If you’re reading this with a first session booked, or are considering taking that step, it’s completely normal to feel a mix of hope and nerves. You might be wondering what you’ll actually talk about, whether it will feel awkward, or if talking through a screen can be as effective as being in the same room.
These uncertainties are common, and a good therapist will know how to guide you through them. The primary goal of a first session isn’t to solve everything; it’s to build a connection and establish a sense of safety. This guide will walk you through the typical process, from practical preparation to the emotional arc of the conversation, to help you approach your first meeting with more confidence and less worry.
Before You Log On: How to Prepare
A little preparation can help you feel more grounded and ready to engage.
- Find Your Space: Choose a quiet, private room where you won’t be interrupted. Make sure you’re comfortable, have some water, and that the lighting allows your therapist to see you clearly.
- Test Your Tech: A few minutes before the session, check your internet connection, webcam, and microphone. Ensure the video conferencing software (like Zoom) is installed and updated. Having a stable technical setup removes one common source of pre-session anxiety.
- Reflect Gently: You don’t need a perfectly crafted speech. It can be helpful to briefly reflect on what’s bringing you to therapy now. What would you like to feel differently? Broad answers like “less anxiety,” “better relationships,” or “to understand myself more” are perfectly fine starting points. Remember, there is no wrong answer, and having no clear answer is also completely valid.
Your preparation starts with choosing the right practitioner. This in itself can feel like a minefield, as the options are broad and varied. Think about your preference of gender, age range, sexual orientation. My suggestion above all, is to select a qualified online therapist you feel intuitively drawn to.
The Session Itself: A Typical Structure
While every therapist has their own style, most initial sessions follow a similar supportive structure.
- The Welcome and Confidentiality Check: Your therapist will begin by warmly welcoming you and will explain their confidentiality policy in clear terms. This is the essential foundation of your work together, designed to create a trustworthy, private container for everything you share.
- The Initial Conversation – Your Story: Your therapist will likely ask an open question like, “What’s brought you to therapy?” This is your invitation to start sharing at your own pace. They will listen and ask thoughtful questions to understand your world, your history, and your current challenges. This phase is not an interrogation; it’s them carefully trying to see life through your eyes.
- Your Questions Are Welcome: This is a two-way conversation. You are encouraged to ask your own questions – about your therapist’s experience, their approach to issues like yours, how they typically work, or what ongoing sessions might look like. This is a vital part of assessing your mutual ‘fit’.
- Collaborative Next Steps: Towards the end, you’ll discuss the practicalities of working together. This includes agreeing on a regular time, the fee, and the cancellation policy. More importantly, you might begin to shape some initial intentions for your work, even if they are as simple as, “I’d like to understand my anxiety better.”

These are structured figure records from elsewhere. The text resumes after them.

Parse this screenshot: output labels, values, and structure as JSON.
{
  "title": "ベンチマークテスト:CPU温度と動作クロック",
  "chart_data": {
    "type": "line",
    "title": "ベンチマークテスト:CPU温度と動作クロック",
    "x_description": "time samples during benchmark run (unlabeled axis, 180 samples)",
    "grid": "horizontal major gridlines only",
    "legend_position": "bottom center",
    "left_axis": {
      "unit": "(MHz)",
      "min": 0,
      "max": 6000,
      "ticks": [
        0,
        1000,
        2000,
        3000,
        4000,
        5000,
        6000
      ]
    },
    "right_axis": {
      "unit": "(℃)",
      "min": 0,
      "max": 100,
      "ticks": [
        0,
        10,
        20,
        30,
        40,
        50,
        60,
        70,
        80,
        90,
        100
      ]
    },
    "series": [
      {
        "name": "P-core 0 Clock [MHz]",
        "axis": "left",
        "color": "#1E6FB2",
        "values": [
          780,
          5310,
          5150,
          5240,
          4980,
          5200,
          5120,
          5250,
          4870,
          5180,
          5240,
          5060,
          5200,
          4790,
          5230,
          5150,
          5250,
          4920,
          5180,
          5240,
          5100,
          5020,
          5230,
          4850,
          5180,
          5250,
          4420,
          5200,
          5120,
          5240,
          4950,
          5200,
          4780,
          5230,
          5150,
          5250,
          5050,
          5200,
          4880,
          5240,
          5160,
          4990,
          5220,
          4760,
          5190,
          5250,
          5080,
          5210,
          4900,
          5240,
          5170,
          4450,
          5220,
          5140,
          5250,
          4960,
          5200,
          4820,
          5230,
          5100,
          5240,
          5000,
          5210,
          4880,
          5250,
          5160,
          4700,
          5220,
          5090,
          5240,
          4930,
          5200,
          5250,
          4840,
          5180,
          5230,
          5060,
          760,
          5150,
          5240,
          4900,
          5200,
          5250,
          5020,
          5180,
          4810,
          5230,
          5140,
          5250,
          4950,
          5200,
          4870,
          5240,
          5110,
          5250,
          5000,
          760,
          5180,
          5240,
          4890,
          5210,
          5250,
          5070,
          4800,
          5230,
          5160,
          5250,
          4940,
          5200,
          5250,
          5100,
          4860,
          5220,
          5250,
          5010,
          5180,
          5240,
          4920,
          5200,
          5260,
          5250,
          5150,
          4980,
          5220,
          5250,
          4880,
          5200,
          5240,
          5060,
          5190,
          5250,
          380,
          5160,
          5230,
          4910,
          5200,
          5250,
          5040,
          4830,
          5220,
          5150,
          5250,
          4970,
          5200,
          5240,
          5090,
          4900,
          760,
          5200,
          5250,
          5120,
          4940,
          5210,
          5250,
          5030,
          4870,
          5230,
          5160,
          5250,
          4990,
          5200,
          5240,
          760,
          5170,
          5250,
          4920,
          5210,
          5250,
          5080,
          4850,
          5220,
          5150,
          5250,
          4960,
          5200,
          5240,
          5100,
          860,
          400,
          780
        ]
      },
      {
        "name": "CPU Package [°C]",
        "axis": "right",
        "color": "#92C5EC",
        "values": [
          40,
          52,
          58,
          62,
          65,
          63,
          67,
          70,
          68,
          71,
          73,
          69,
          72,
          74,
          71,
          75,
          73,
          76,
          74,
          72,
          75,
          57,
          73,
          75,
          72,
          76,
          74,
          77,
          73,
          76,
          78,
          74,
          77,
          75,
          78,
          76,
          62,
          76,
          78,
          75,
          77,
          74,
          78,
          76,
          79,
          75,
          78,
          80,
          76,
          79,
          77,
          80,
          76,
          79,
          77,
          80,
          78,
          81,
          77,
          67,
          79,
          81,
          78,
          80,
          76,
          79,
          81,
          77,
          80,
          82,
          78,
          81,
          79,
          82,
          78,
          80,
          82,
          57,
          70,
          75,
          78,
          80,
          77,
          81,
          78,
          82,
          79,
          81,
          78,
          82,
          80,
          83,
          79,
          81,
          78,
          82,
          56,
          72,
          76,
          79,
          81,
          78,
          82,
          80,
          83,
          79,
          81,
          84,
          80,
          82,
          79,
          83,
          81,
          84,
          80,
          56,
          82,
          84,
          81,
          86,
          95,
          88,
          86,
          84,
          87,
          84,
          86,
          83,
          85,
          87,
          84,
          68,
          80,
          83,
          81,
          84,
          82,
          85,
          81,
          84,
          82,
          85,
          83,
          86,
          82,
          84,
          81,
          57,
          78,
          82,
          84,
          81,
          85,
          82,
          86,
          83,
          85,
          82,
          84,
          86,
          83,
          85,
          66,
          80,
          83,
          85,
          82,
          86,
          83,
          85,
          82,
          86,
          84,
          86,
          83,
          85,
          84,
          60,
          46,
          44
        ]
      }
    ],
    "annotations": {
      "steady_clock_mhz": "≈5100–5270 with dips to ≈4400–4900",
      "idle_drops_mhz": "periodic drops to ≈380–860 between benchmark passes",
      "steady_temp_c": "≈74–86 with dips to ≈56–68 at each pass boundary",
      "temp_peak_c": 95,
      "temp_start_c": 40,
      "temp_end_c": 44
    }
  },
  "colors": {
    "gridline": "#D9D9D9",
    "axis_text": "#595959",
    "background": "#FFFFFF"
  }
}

The Unique Aspects of the Online Format
You may wonder if connecting through a screen can feel personal enough. Many clients find that once the conversation begins, the medium fades into the background. In some ways, being in your own familiar space can make it easier to open up. The online format also offers remarkable consistency – your therapy space is always just a click away, removing travel time and making it easier to maintain a regular routine, which is key to progress.
After the Session: Processing and Moving Forward
It’s very common to feel a range of emotions afterwards. You might feel relief, emotional tiredness, hopefulness, or vulnerability. Be gentle with yourself. This is a sign you’ve engaged in meaningful work. A little quiet time, a walk, or a cup of tea can help you transition gently back into your day.
In the following days, reflect on how you felt with the therapist. Did you feel heard and respected? Could you sense the potential for trust? The quality of this relationship is the single most important factor in successful therapy.
Taking the Brave First Step
Booking and attending that first session can be the most courageous part of the entire process. It is a powerful commitment to your own wellbeing and growth. By demystifying what happens, I hope you can approach it not as a test, but as the beginning of a supported exploration.